Euston of Clerkenwell, his libeller would have been given a small fine, but not imprisoned, though the imputation even of ordinary immorality would have injured him in purse and public esteem grievously, whereas it could not damage Lord Euston in any way.

And now for a contrast.

It was early in the eighties-I know it was a cold, windy day-that I went up to Haverstock Hill to call upon Dr. Karl Marx at his modest home in Maitland Park Road. We had met some time before, after one of Hyndman's meetings, and were more or less friends. Hyndman had contradicted something I had said, and when I quoted Engels as on my side, he told me that he knew Engels and spoke German as well as English. Seeing that a large part of the audience was German, I challenged him to reply to me and began speaking in German. When the meeting was over a German came up and congratulated me and asked me would I like to know Karl Marx? I replied that nothing would give me greater pleasure and he took me out and introduced me to the famous doctor. He was by no means so famous then as he is now forty years later, though he well deserved to be.

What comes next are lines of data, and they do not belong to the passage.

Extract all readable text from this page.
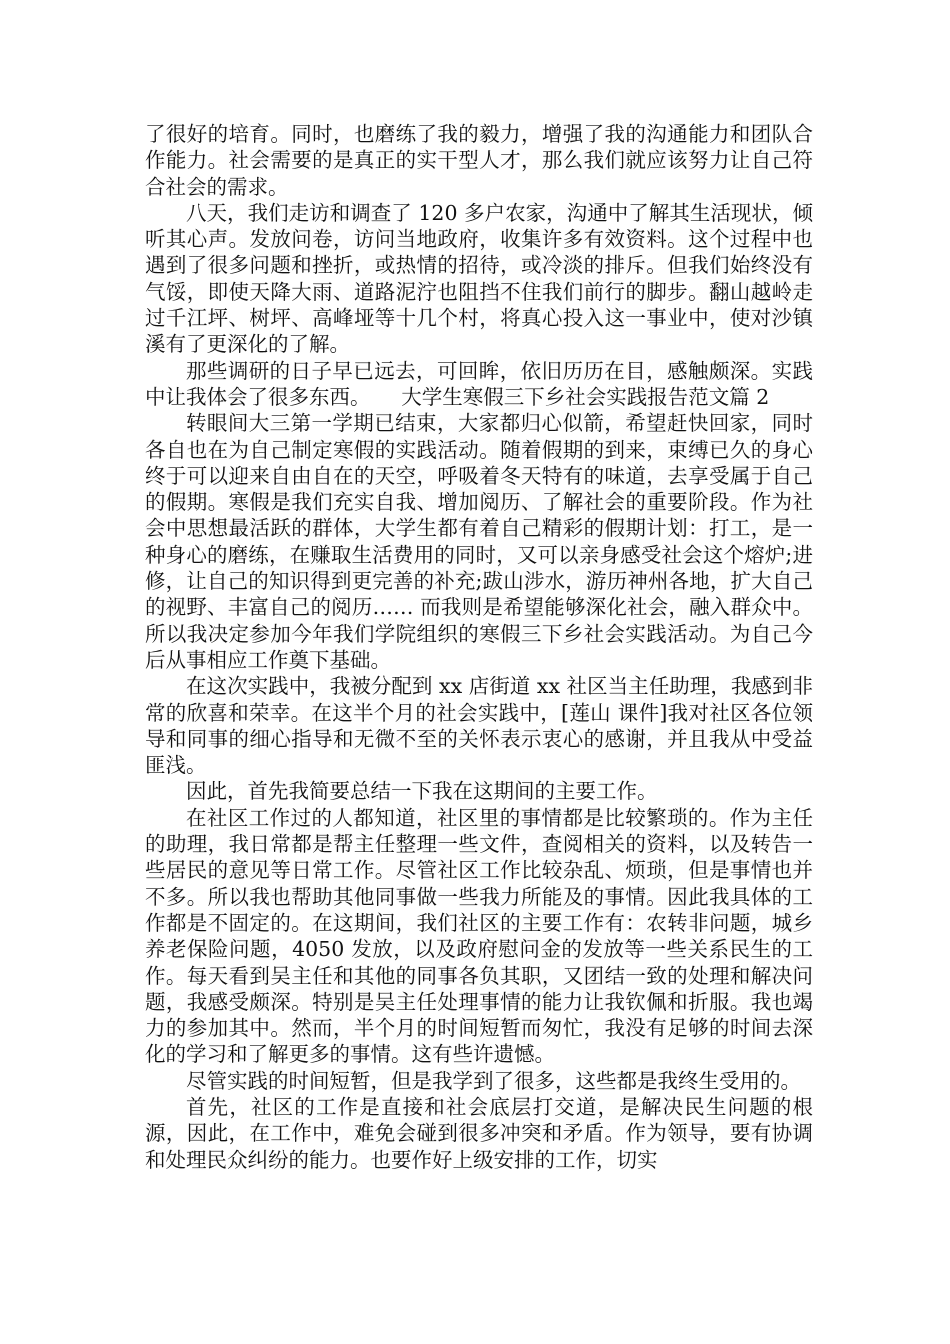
了很好的培育。同时，也磨练了我的毅力，增强了我的沟通能力和团队合作能力。社会需要的是真正的实干型人才，那么我们就应该努力让自己符合社会的需求。

八天，我们走访和调查了 120 多户农家，沟通中了解其生活现状，倾听其心声。发放问卷，访问当地政府，收集许多有效资料。这个过程中也遇到了很多问题和挫折，或热情的招待，或冷淡的排斥。但我们始终没有气馁，即使天降大雨、道路泥泞也阻挡不住我们前行的脚步。翻山越岭走过千江坪、树坪、高峰垭等十几个村，将真心投入这一事业中，使对沙镇溪有了更深化的了解。

那些调研的日子早已远去，可回眸，依旧历历在目，感触颇深。实践中让我体会了很多东西。　　大学生寒假三下乡社会实践报告范文篇 2

转眼间大三第一学期已结束，大家都归心似箭，希望赶快回家，同时各自也在为自己制定寒假的实践活动。随着假期的到来，束缚已久的身心终于可以迎来自由自在的天空，呼吸着冬天特有的味道，去享受属于自己的假期。寒假是我们充实自我、增加阅历、了解社会的重要阶段。作为社会中思想最活跃的群体，大学生都有着自己精彩的假期计划：打工，是一种身心的磨练，在赚取生活费用的同时，又可以亲身感受社会这个熔炉;进修，让自己的知识得到更完善的补充;跋山涉水，游历神州各地，扩大自己的视野、丰富自己的阅历…… 而我则是希望能够深化社会，融入群众中。所以我决定参加今年我们学院组织的寒假三下乡社会实践活动。为自己今后从事相应工作奠下基础。

在这次实践中，我被分配到 xx 店街道 xx 社区当主任助理，我感到非常的欣喜和荣幸。在这半个月的社会实践中，[莲山 课件]我对社区各位领导和同事的细心指导和无微不至的关怀表示衷心的感谢，并且我从中受益匪浅。

因此，首先我简要总结一下我在这期间的主要工作。

在社区工作过的人都知道，社区里的事情都是比较繁琐的。作为主任的助理，我日常都是帮主任整理一些文件，查阅相关的资料，以及转告一些居民的意见等日常工作。尽管社区工作比较杂乱、烦琐，但是事情也并不多。所以我也帮助其他同事做一些我力所能及的事情。因此我具体的工作都是不固定的。在这期间，我们社区的主要工作有：农转非问题，城乡养老保险问题，4050 发放，以及政府慰问金的发放等一些关系民生的工作。每天看到吴主任和其他的同事各负其职，又团结一致的处理和解决问题，我感受颇深。特别是吴主任处理事情的能力让我钦佩和折服。我也竭力的参加其中。然而，半个月的时间短暂而匆忙，我没有足够的时间去深化的学习和了解更多的事情。这有些许遗憾。

尽管实践的时间短暂，但是我学到了很多，这些都是我终生受用的。

首先，社区的工作是直接和社会底层打交道，是解决民生问题的根源，因此，在工作中，难免会碰到很多冲突和矛盾。作为领导，要有协调和处理民众纠纷的能力。也要作好上级安排的工作，切实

I had read Das Kapital some years before. The first book, indeed, all the theoretical part, seemed to be brain-cobwebs loosely spun; but the second book and the whole criticism of the English factory system was one of the most relentless and convincing indictments I had ever seen in print. No one who ignores it should be listened to on social questions. When I had absorbed it, I sent for Marx's other books, A Life of Lord Palmerston and Revelations of the Diplomatic History of the Eighteenth Century. The Palmerston is written by one who had no feeling for character: the hero, an Irishman alive to his finger-tips, is buried under an erudition that prevents one seeing the forest for the trees; but the Revelations contain the best picture extant of the progress of Russia from the time she threw off the Tartar yoke to the latter half of the eighteenth century.